И опять никто не решился ему ответить. А надо-то всего было сказать: ушел Фрол. Совсем ушел. Предал.
— Ну? Похоже, поминки получились? По Фролке…
— Погулять охота было, Тимофеич, — честно сказал Стырь. — При тихой погоде, без грому.
— И погуляем! Чего нам не погулять? Одна тварь уползла — невелика утеря. Он давно это задумал, я чуял. Давай.
Налили чарки. Но больно резанула по сердцу атамана измена умного есаула. Он с трудом пересиливал эту боль.
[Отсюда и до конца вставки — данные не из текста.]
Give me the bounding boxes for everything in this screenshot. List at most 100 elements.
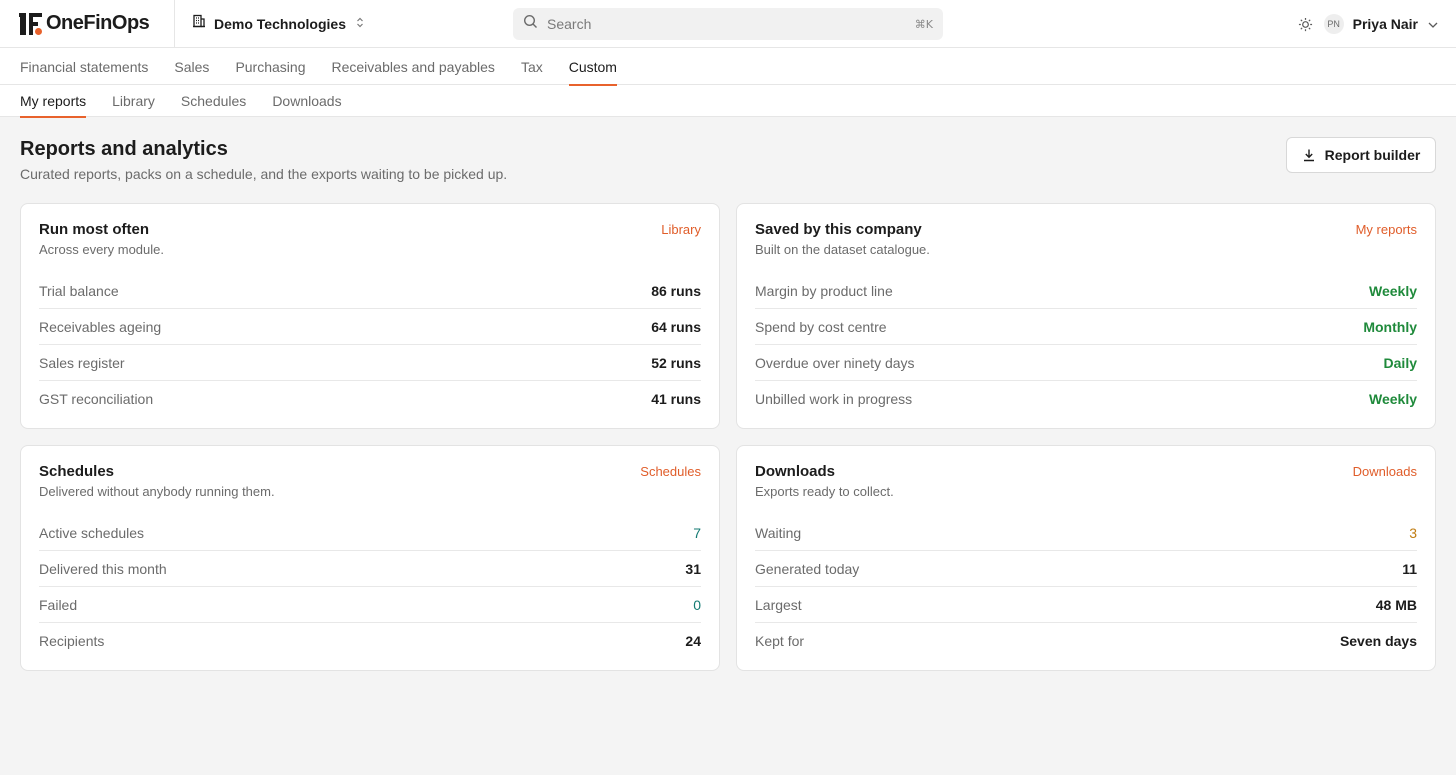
- row-label: Receivables ageing: [39, 318, 162, 335]
- list-item[interactable]: Receivables ageing 64 runs: [39, 309, 701, 345]
- list-item[interactable]: Unbilled work in progress Weekly: [755, 381, 1417, 417]
- reports-grid: Run most often Across every module. Libr…: [0, 203, 1456, 671]
- tab-receivables-and-payables[interactable]: Receivables and payables: [331, 48, 494, 85]
- row-label: Failed: [39, 596, 78, 613]
- list-item: Active schedules 7: [39, 515, 701, 551]
- chevron-updown-icon: [356, 15, 372, 33]
- tab-downloads[interactable]: Downloads: [272, 85, 341, 117]
- list-item: Recipients 24: [39, 623, 701, 659]
- row-label: Sales register: [39, 354, 125, 371]
- schedules-link[interactable]: Schedules: [640, 464, 701, 479]
- search-bar[interactable]: ⌘K: [513, 8, 943, 40]
- report-builder-label: Report builder: [1324, 147, 1421, 163]
- my-reports-link[interactable]: My reports: [1356, 222, 1417, 237]
- row-label: Overdue over ninety days: [755, 354, 915, 371]
- card-downloads: Downloads Exports ready to collect. Down…: [736, 445, 1436, 671]
- row-label: Trial balance: [39, 282, 119, 299]
- row-label: Margin by product line: [755, 282, 893, 299]
- row-value: 52 runs: [651, 354, 701, 371]
- chevron-down-icon[interactable]: [1428, 15, 1438, 33]
- row-label: Waiting: [755, 524, 802, 541]
- stat-value: 11: [1402, 560, 1417, 577]
- list-item[interactable]: Trial balance 86 runs: [39, 273, 701, 309]
- row-label: Active schedules: [39, 524, 145, 541]
- list-item[interactable]: Spend by cost centre Monthly: [755, 309, 1417, 345]
- card-title: Downloads: [755, 463, 836, 480]
- page-title: Reports and analytics: [20, 138, 228, 160]
- row-label: Recipients: [39, 633, 105, 649]
- brand-logo[interactable]: OneFinOps: [0, 0, 175, 48]
- stat-value: 0: [693, 596, 701, 613]
- list-item[interactable]: Overdue over ninety days Daily: [755, 345, 1417, 381]
- list-item: Delivered this month 31: [39, 551, 701, 587]
- sun-icon[interactable]: [1296, 14, 1316, 34]
- card-subtitle: Delivered without anybody running them.: [39, 484, 275, 499]
- list-item: Failed 0: [39, 587, 701, 623]
- list-item[interactable]: Margin by product line Weekly: [755, 273, 1417, 309]
- primary-nav: Financial statements Sales Purchasing Re…: [0, 48, 1456, 86]
- search-input[interactable]: [547, 16, 915, 32]
- card-run-most-often: Run most often Across every module. Libr…: [20, 203, 720, 429]
- brand-name: OneFinOps: [46, 12, 150, 34]
- card-subtitle: Exports ready to collect.: [755, 484, 894, 499]
- avatar[interactable]: PN: [1323, 14, 1344, 34]
- tab-custom[interactable]: Custom: [568, 48, 618, 86]
- user-name[interactable]: Priya Nair: [1353, 16, 1418, 32]
- search-shortcut: ⌘K: [914, 17, 933, 31]
- row-label: Largest: [755, 596, 802, 613]
- row-value: 41 runs: [651, 391, 701, 407]
- row-label: Kept for: [755, 633, 805, 649]
- tab-tax[interactable]: Tax: [521, 48, 543, 85]
- stat-value: 31: [685, 560, 701, 577]
- row-label: GST reconciliation: [39, 391, 154, 407]
- card-saved-by-company: Saved by this company Built on the datas…: [736, 203, 1436, 429]
- logo-mark-icon: [19, 12, 43, 36]
- building-icon: [192, 14, 214, 33]
- stat-value: 7: [693, 524, 701, 541]
- card-subtitle: Built on the dataset catalogue.: [755, 242, 930, 257]
- frequency-value: Weekly: [1369, 391, 1417, 407]
- user-menu: PN Priya Nair: [1296, 0, 1438, 48]
- card-title: Saved by this company: [755, 221, 922, 238]
- download-icon: [1303, 149, 1314, 162]
- frequency-value: Monthly: [1363, 318, 1417, 335]
- tab-my-reports[interactable]: My reports: [20, 85, 87, 118]
- card-schedules: Schedules Delivered without anybody runn…: [20, 445, 720, 671]
- row-value: 64 runs: [651, 318, 701, 335]
- row-label: Unbilled work in progress: [755, 391, 913, 407]
- list-item: Kept for Seven days: [755, 623, 1417, 659]
- card-subtitle: Across every module.: [39, 242, 164, 257]
- list-item[interactable]: GST reconciliation 41 runs: [39, 381, 701, 417]
- card-title: Run most often: [39, 221, 149, 238]
- top-bar: OneFinOps Demo Technologies ⌘K PN Priya …: [0, 0, 1456, 48]
- row-label: Generated today: [755, 560, 860, 577]
- list-item: Waiting 3: [755, 515, 1417, 551]
- row-value: 86 runs: [651, 282, 701, 299]
- search-icon: [523, 14, 547, 34]
- tab-sales[interactable]: Sales: [174, 48, 209, 85]
- list-item: Generated today 11: [755, 551, 1417, 587]
- secondary-nav: My reports Library Schedules Downloads: [0, 85, 1456, 118]
- list-item[interactable]: Sales register 52 runs: [39, 345, 701, 381]
- row-label: Spend by cost centre: [755, 318, 887, 335]
- downloads-link[interactable]: Downloads: [1353, 464, 1417, 479]
- list-item: Largest 48 MB: [755, 587, 1417, 623]
- tab-schedules[interactable]: Schedules: [181, 85, 246, 117]
- card-title: Schedules: [39, 463, 115, 480]
- stat-value: Seven days: [1339, 633, 1417, 649]
- stat-value: 3: [1409, 524, 1417, 541]
- company-name: Demo Technologies: [214, 15, 346, 32]
- frequency-value: Weekly: [1369, 282, 1417, 299]
- row-label: Delivered this month: [39, 560, 167, 577]
- tab-library[interactable]: Library: [112, 85, 155, 117]
- page-header: Reports and analytics Curated reports, p…: [0, 117, 1456, 203]
- page-subtitle: Curated reports, packs on a schedule, an…: [20, 166, 508, 182]
- library-link[interactable]: Library: [661, 222, 701, 237]
- stat-value: 24: [685, 633, 701, 649]
- tab-financial-statements[interactable]: Financial statements: [20, 48, 148, 85]
- company-switcher[interactable]: Demo Technologies: [175, 0, 372, 48]
- stat-value: 48 MB: [1375, 596, 1417, 613]
- frequency-value: Daily: [1383, 354, 1417, 371]
- report-builder-button[interactable]: Report builder: [1286, 137, 1436, 173]
- tab-purchasing[interactable]: Purchasing: [235, 48, 305, 85]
— Ну свижусь я с тобой, Фрол, — сказал он негромко, себе. — Свижусь, Фрол. Давайте, браты!.. Давай песню, Стырь. С Фролом всё: он свою песню спел. Пошла душа по рукам… Давай, Стырь, заводи.
Нет, не так давно задумал Фрол Минаев измену, а после того разговора, как порубили стрельцов и сидели на берегу Волги: с этого момента он знал, что уйдет. Тогда понял Фрол, что Степан теперь не остановится — пролилась дорогая и опасная кровь. И понял еще Фрол, что Степан захотел пролить эту кровь поверх жалости, помимо прямой надобности — чтобы положить конец своим сомнениям и чтобы казаки тоже замарались красным вином страшенной гульбы. Вот тогда твердо решил Фрол уйти. Это было недавно.
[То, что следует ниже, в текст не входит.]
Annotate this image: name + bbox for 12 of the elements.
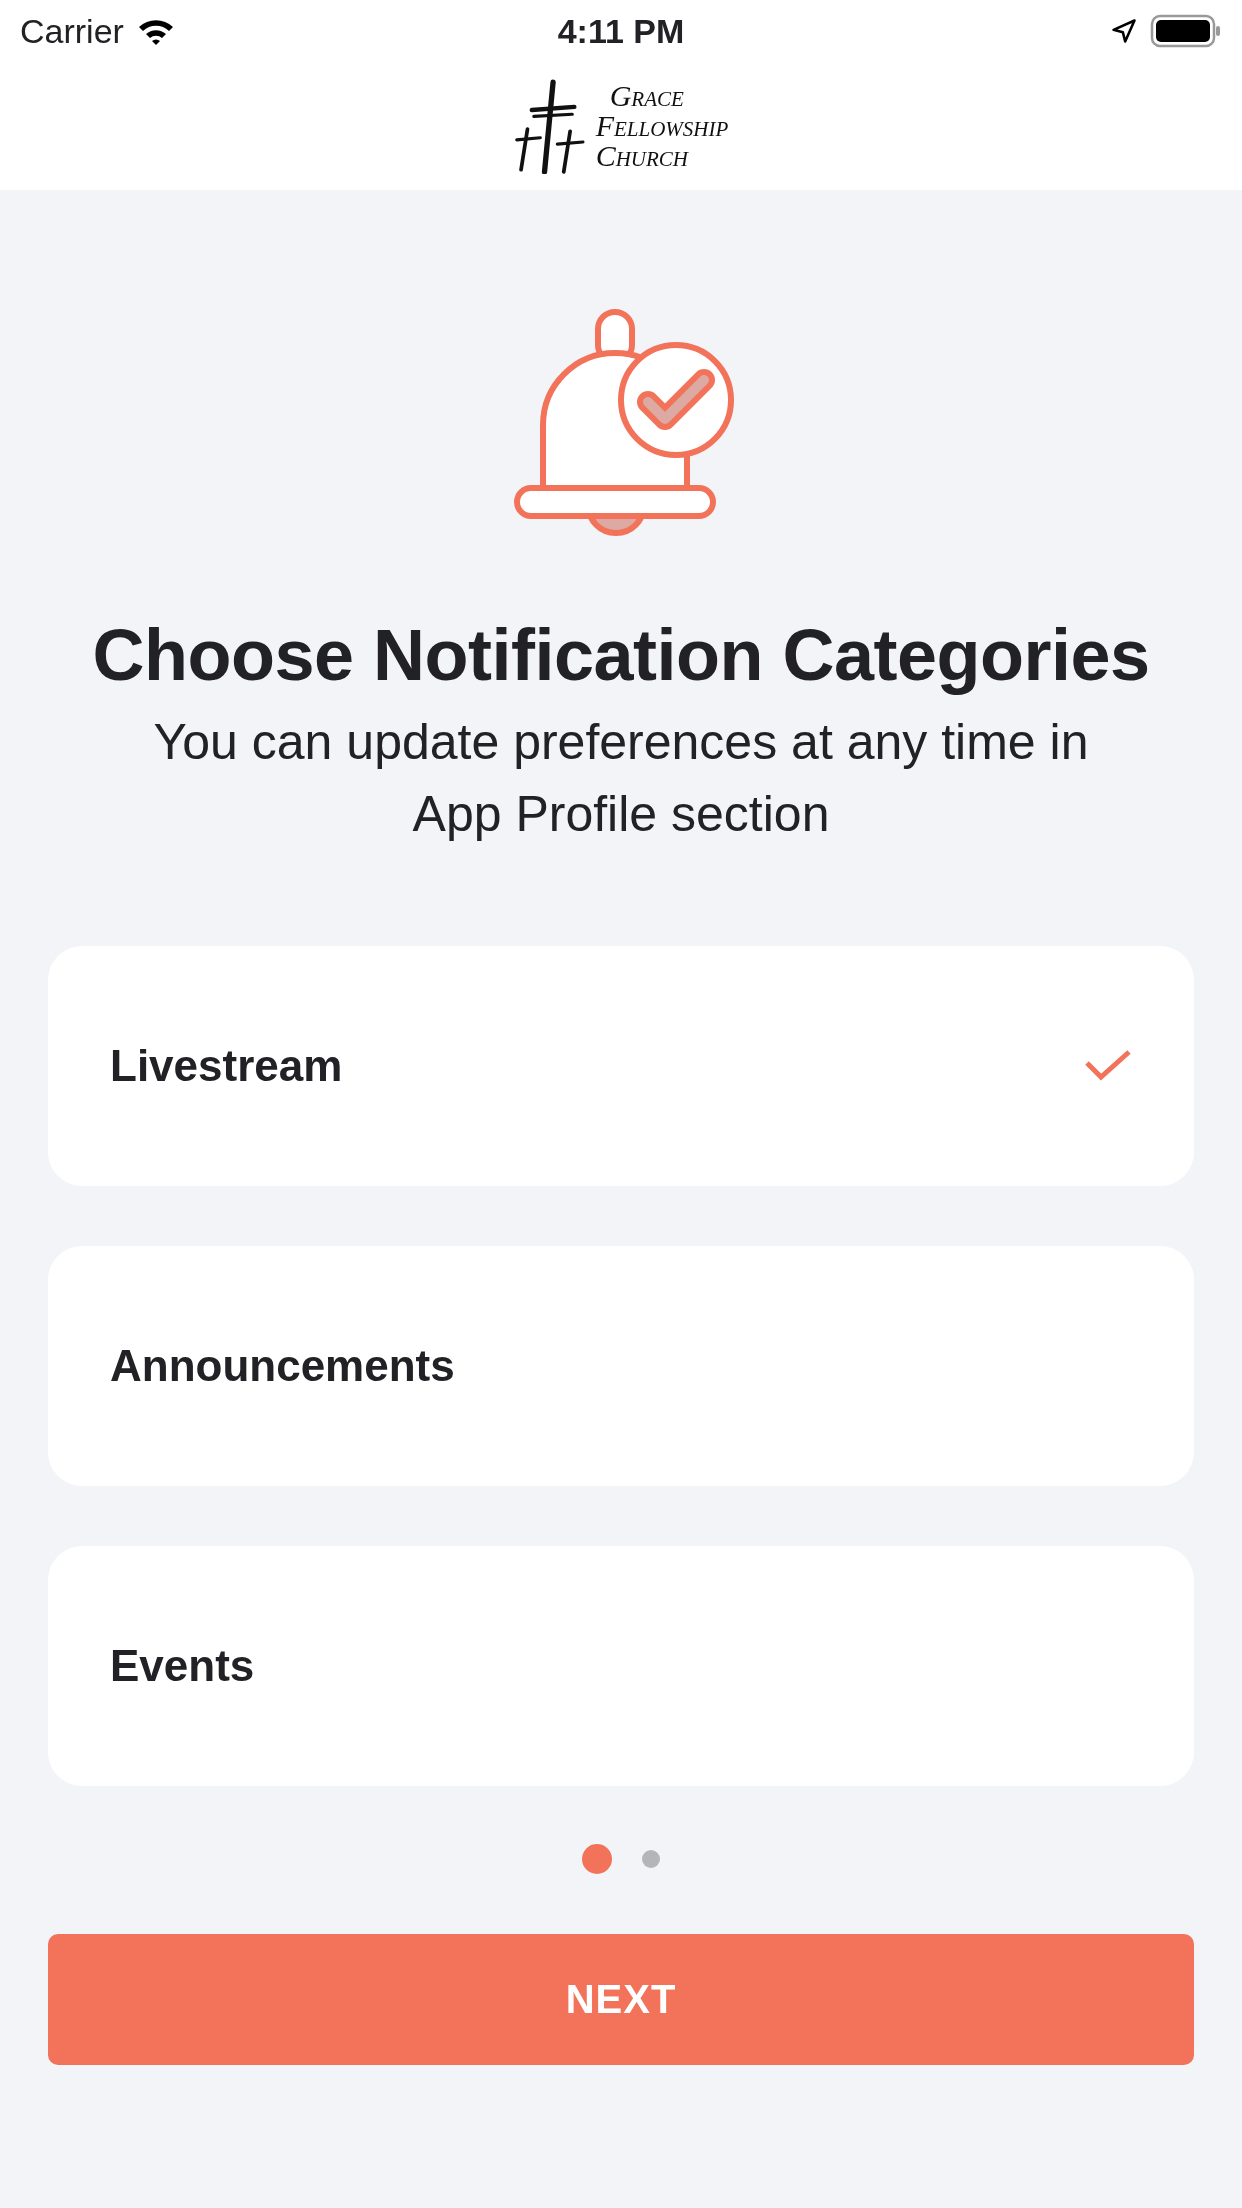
- location-arrow-icon: [1110, 17, 1138, 45]
- battery-icon: [1150, 14, 1222, 48]
- carrier-label: Carrier: [20, 11, 124, 51]
- category-option[interactable]: Announcements: [48, 1246, 1194, 1486]
- category-option[interactable]: Events: [48, 1546, 1194, 1786]
- logo-text: Grace: [608, 81, 685, 111]
- page-subtitle: You can update preferences at any time in App Profile section: [152, 713, 1090, 844]
- page-title: Choose Notification Categories: [92, 614, 1150, 696]
- logo-text: Church: [595, 141, 690, 171]
- category-option[interactable]: Livestream: [48, 946, 1194, 1186]
- logo-text: Fellowship: [595, 111, 729, 141]
- status-time: 4:11 PM: [557, 11, 685, 51]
В глухую полночь и теплынь к острову подплыла большая лодка.
С острова, с засеки, окликнули сторожевые.
— Свои, — отозвался мужской голос с лодки. — Ивашка Волдырь. Батьке гостей привез.
— A-а… Давайте, ждет. С прибытием, Алена!
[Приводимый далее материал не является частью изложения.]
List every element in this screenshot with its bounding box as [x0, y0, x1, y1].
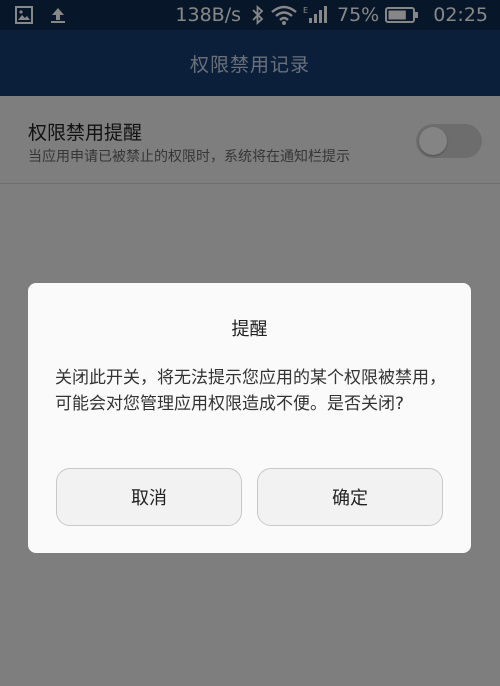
screen: 138B/s E 75% 02:25 权限禁用记录 权限禁用提醒 当应用申请已被… [0, 0, 500, 686]
confirm-button[interactable]: 确定 [257, 468, 443, 526]
confirm-dialog: 提醒 关闭此开关，将无法提示您应用的某个权限被禁用，可能会对您管理应用权限造成不… [28, 283, 471, 553]
cancel-button[interactable]: 取消 [56, 468, 242, 526]
dialog-title: 提醒 [231, 319, 268, 340]
dialog-message: 关闭此开关，将无法提示您应用的某个权限被禁用，可能会对您管理应用权限造成不便。是… [55, 368, 446, 414]
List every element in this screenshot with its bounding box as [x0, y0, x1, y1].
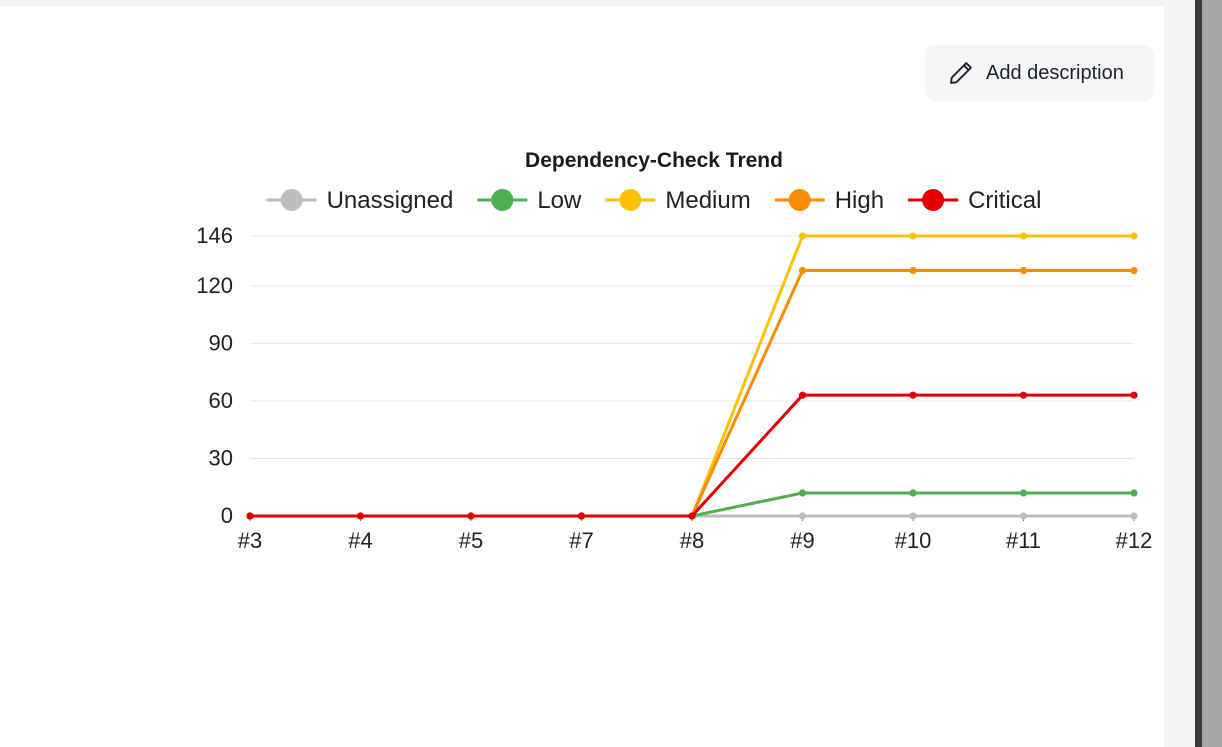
- data-point-unassigned: [798, 512, 807, 520]
- data-point-critical: [356, 512, 365, 520]
- data-point-critical: [688, 512, 696, 520]
- y-tick-label: 0: [221, 503, 233, 528]
- series-line-medium: [250, 234, 1134, 518]
- y-tick-label: 60: [209, 388, 233, 413]
- series-line-high: [250, 269, 1134, 518]
- data-point-critical: [467, 512, 475, 520]
- legend-label: Low: [537, 187, 582, 214]
- x-tick-label: #9: [790, 528, 814, 553]
- data-point-unassigned: [1130, 512, 1138, 520]
- x-tick-label: #7: [569, 528, 593, 553]
- chart-series: [246, 232, 1138, 520]
- x-tick-label: #3: [238, 528, 262, 553]
- scrollbar-thumb[interactable]: [1195, 0, 1202, 747]
- page-gutter: [1164, 0, 1195, 747]
- x-tick-label: #5: [459, 528, 483, 553]
- data-point-critical: [1130, 391, 1138, 399]
- data-point-medium: [909, 232, 917, 240]
- legend-item-low: Low: [477, 187, 582, 214]
- legend-marker-dot: [280, 189, 303, 211]
- data-point-low: [798, 489, 807, 497]
- data-point-critical: [246, 512, 254, 520]
- chart-axes: 0 30 60 90 120 146 #3 #4 #5 #7 #8 #9 #10 #11 #12: [196, 223, 1152, 553]
- legend-marker-dot: [922, 189, 945, 211]
- x-tick-label: #12: [1116, 528, 1153, 553]
- series-line-critical: [250, 393, 1134, 518]
- legend-label: Medium: [665, 187, 750, 214]
- data-point-high: [1130, 266, 1138, 275]
- legend-label: High: [835, 187, 884, 214]
- legend-marker-dot: [619, 189, 642, 211]
- legend-item-unassigned: Unassigned: [266, 187, 454, 214]
- data-point-low: [909, 489, 917, 497]
- data-point-critical: [798, 391, 807, 399]
- legend-marker-dot: [491, 189, 514, 211]
- chart-title: Dependency-Check Trend: [525, 149, 783, 172]
- legend-item-high: High: [774, 187, 884, 214]
- data-point-low: [1019, 489, 1028, 497]
- y-tick-label: 30: [209, 445, 233, 470]
- x-tick-label: #8: [680, 528, 704, 553]
- data-point-high: [909, 266, 917, 275]
- y-tick-label: 120: [196, 273, 233, 298]
- data-point-medium: [1019, 232, 1028, 240]
- data-point-low: [1130, 489, 1138, 497]
- x-tick-label: #4: [348, 528, 372, 553]
- data-point-medium: [798, 232, 807, 240]
- data-point-critical: [1019, 391, 1028, 399]
- data-point-unassigned: [1019, 512, 1028, 520]
- legend-item-critical: Critical: [908, 187, 1041, 214]
- legend-label: Unassigned: [327, 187, 454, 214]
- chart-legend: Unassigned Low Medium High Critical: [266, 187, 1041, 214]
- data-point-critical: [577, 512, 586, 520]
- y-tick-label: 90: [209, 330, 233, 355]
- x-tick-label: #11: [1006, 528, 1041, 553]
- dependency-check-trend-chart: Dependency-Check Trend 0 30 60 90 120 146 #3 #4…: [196, 149, 1152, 553]
- data-point-critical: [909, 391, 917, 399]
- data-point-unassigned: [909, 512, 917, 520]
- legend-item-medium: Medium: [605, 187, 751, 214]
- y-tick-label: 146: [196, 223, 233, 248]
- data-point-high: [1019, 266, 1028, 275]
- legend-label: Critical: [968, 187, 1041, 214]
- data-point-medium: [1130, 232, 1138, 240]
- legend-marker-dot: [788, 189, 811, 211]
- x-tick-label: #10: [895, 528, 932, 553]
- data-point-high: [798, 266, 807, 275]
Степан лежал на кровати в шароварах, в чулках, в нательной рубахе… Не спалось. Лежал, устроив подбородок на кулаки, думал свою думу, вслушивался в себя: не встревожится ли душа, не завещует ли сердце недобро… Нет, все там тихо, спокойно. Даже непонятно: такие дела надвигаются, вот уж и побежали в страхе, и не дураки побежали, и не самые робкие — чем-чем, а робостью Фрол не грешил, — ну? А как дадут разок где-нибудь, тогда чья очередь бежать? И мысль второпях обшаривала всех, кто попадался в памяти… Ну, Иван Черноярец, Федор, Ларька, Мишка, Стырь — такие лягут, лягут безропотно многие и многие… А толк-то будет, что ляжем? Видел Степан, но как-то неясно: взросла на русской земле некая большая темная сила — это притом не Иван Прозоровский, не Семен Львов, не старик митрополит — это как-то не они, а нечто более зловещее, не царь даже, не его стрельцы — они люди, людей ли бояться?.. Но когда днем Степан заглядывал в лица новгородским, псковским мужикам, он видел в глазах их тусклый отблеск страшной беды. Оттуда, откуда они бежали, черной тенью во все небо наползала всеобщая беда. Что это за сила такая, могучая, злая, мужики и сами тоже не могли понять. Говорили, что очутились в долгах неоплатных, в кабале… Но это понять можно. Сила же та оставалась неясной, огромной, неотвратимой, а что она такое? — не могли понять. И это разжигало Степана, томило, приводило в ярость. Короче всего его ярость влагалась в слово — «бояре». Но когда сам же он хотел вдуматься — бояре ли? — понимал: тут как-то не совсем и бояре. Никакого отдельного боярина он не ненавидел той последней искупительной ненавистью, даже Долгорукого, который брата повесил, даже его, какой ненавидел ту гибельную силу, которая маячила с Руси. Боярина Долгорукого он зашиб бы при случае, но от этого не пришел бы покой, нет. Пока есть там эта сила, тут покоя не будет, это Степан понимал сердцем. Он говорил — «бояре», и его понимали, и хватит. Хватит и этого. Они, собаки, во многом и многом виноваты: стыд потеряли, свирепеют от жадности… Но не они та сила.